By 1917 individual soldiers were well aware of what they're going into and what sort of support they would receive.
The trenches were different as well. At Gallipoli our trenches were rudimentary, they were there to protect soldiers and to provide somewhere to seek a little bit of rest. Behind the trenches was Shrapnel Gully and then it's a short walk to the beach. The Gallipoli trenches are always within sight of the water, it was a very shallow battlefield.

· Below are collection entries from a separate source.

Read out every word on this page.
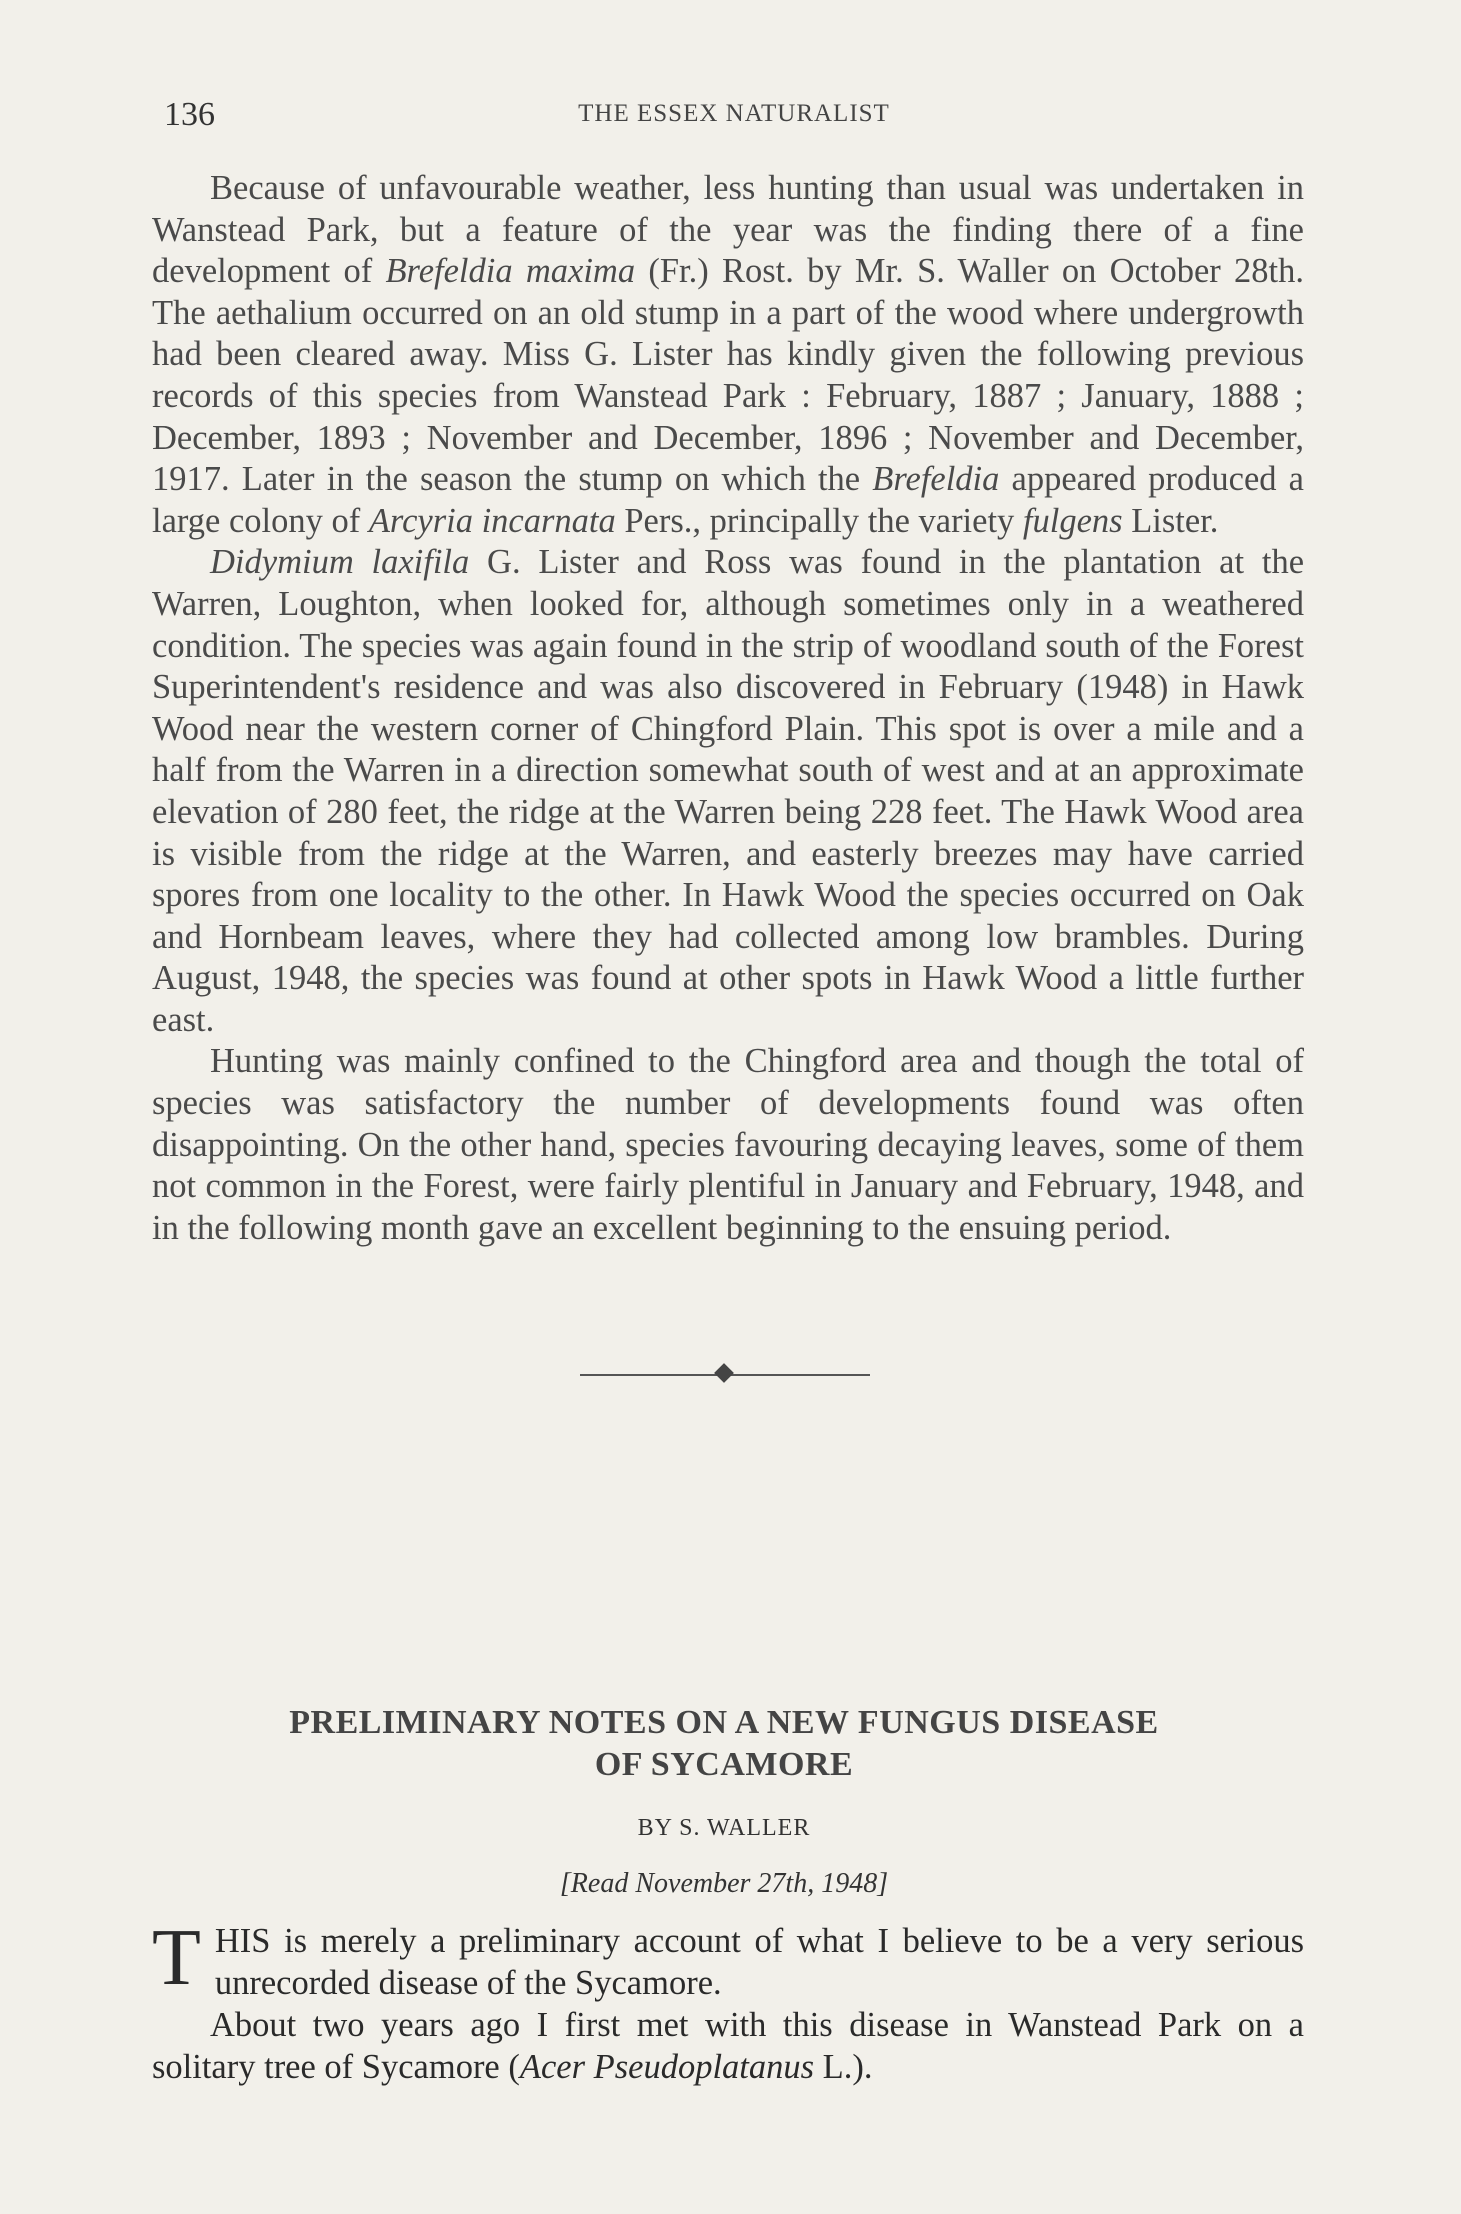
136	THE ESSEX NATURALIST

Because of unfavourable weather, less hunting than usual was undertaken in Wanstead Park, but a feature of the year was the finding there of a fine development of Brefeldia maxima (Fr.) Rost. by Mr. S. Waller on October 28th. The aethalium occurred on an old stump in a part of the wood where undergrowth had been cleared away. Miss G. Lister has kindly given the following previous records of this species from Wanstead Park : February, 1887 ; January, 1888 ; December, 1893 ; November and December, 1896 ; November and December, 1917. Later in the season the stump on which the Brefeldia appeared produced a large colony of Arcyria incarnata Pers., principally the variety fulgens Lister.

Didymium laxifila G. Lister and Ross was found in the plantation at the Warren, Loughton, when looked for, although sometimes only in a weathered condition. The species was again found in the strip of woodland south of the Forest Superintendent's residence and was also discovered in February (1948) in Hawk Wood near the western corner of Chingford Plain. This spot is over a mile and a half from the Warren in a direction somewhat south of west and at an approximate elevation of 280 feet, the ridge at the Warren being 228 feet. The Hawk Wood area is visible from the ridge at the Warren, and easterly breezes may have carried spores from one locality to the other. In Hawk Wood the species occurred on Oak and Hornbeam leaves, where they had collected among low brambles. During August, 1948, the species was found at other spots in Hawk Wood a little further east.

Hunting was mainly confined to the Chingford area and though the total of species was satisfactory the number of developments found was often disappointing. On the other hand, species favouring decaying leaves, some of them not common in the Forest, were fairly plentiful in January and February, 1948, and in the following month gave an excellent beginning to the ensuing period.

PRELIMINARY NOTES ON A NEW FUNGUS DISEASE
OF SYCAMORE
BY S. WALLER
[Read November 27th, 1948]

THIS is merely a preliminary account of what I believe to be a very serious unrecorded disease of the Sycamore.

About two years ago I first met with this disease in Wanstead Park on a solitary tree of Sycamore (Acer Pseudoplatanus L.).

In contrast on the Western Front in places like Ypres, the battlefield was tens of kilometres deep. No Man's Land seperated the fighting trenches, sometimes 3, 4 or 5 lines. Behind the fighting trenches were the support trenches. Beyond the support trenches were artillery positions, medical aid posts, headquaters, communication centres, supply dumps, and beyond that you've got your battalion cookhouses.
And even further back were airfields, battle schools, armouries and rest and recreation centres, so we're talking about a frontline that is tens of kilometres deep. There are railway lines connecting these different parts of the battlefield. Supplies were brought forward on railway lines and then by motor transport. From the rear areas men and materiel moved even closer to the front in horse-drawn wagons and artillery limbers. Eventually supplies reached the fighting trenches carried forward by men in fatigue parties. By contrast at Gallipoli, 1 man with a yoke could lug supplies from the beach to the frontline.
Movement of soldiers was different too.
At Gallipoli men might live in the frontline for weeks and be rotated between the very frontline and the communication or support trenches and then back to the frontline. At the Western Front they were constantly rotated between fighting trenches and support trenches and then from support trenches to rest areas. By this stage commanders knew that healthy soldiers are more effective in battle. Sick soldiers are a significant problem.
The Gallipoli experience was dysentery, running sores and men getting sick on the frontline. On the Western Front they tried to solve those problems by getting the blokes rotated out of the very front trenches every 48 hours so they can get a hot meal and get green vegetables. Soldiers recieved nourishing food. They were issued dry socks so that they can keep their feet in working order.
At last the army was realising that there was no chance an infantryman could be effective if his feet were rotting with tinea and trench foot and his strength sapped by dysentry.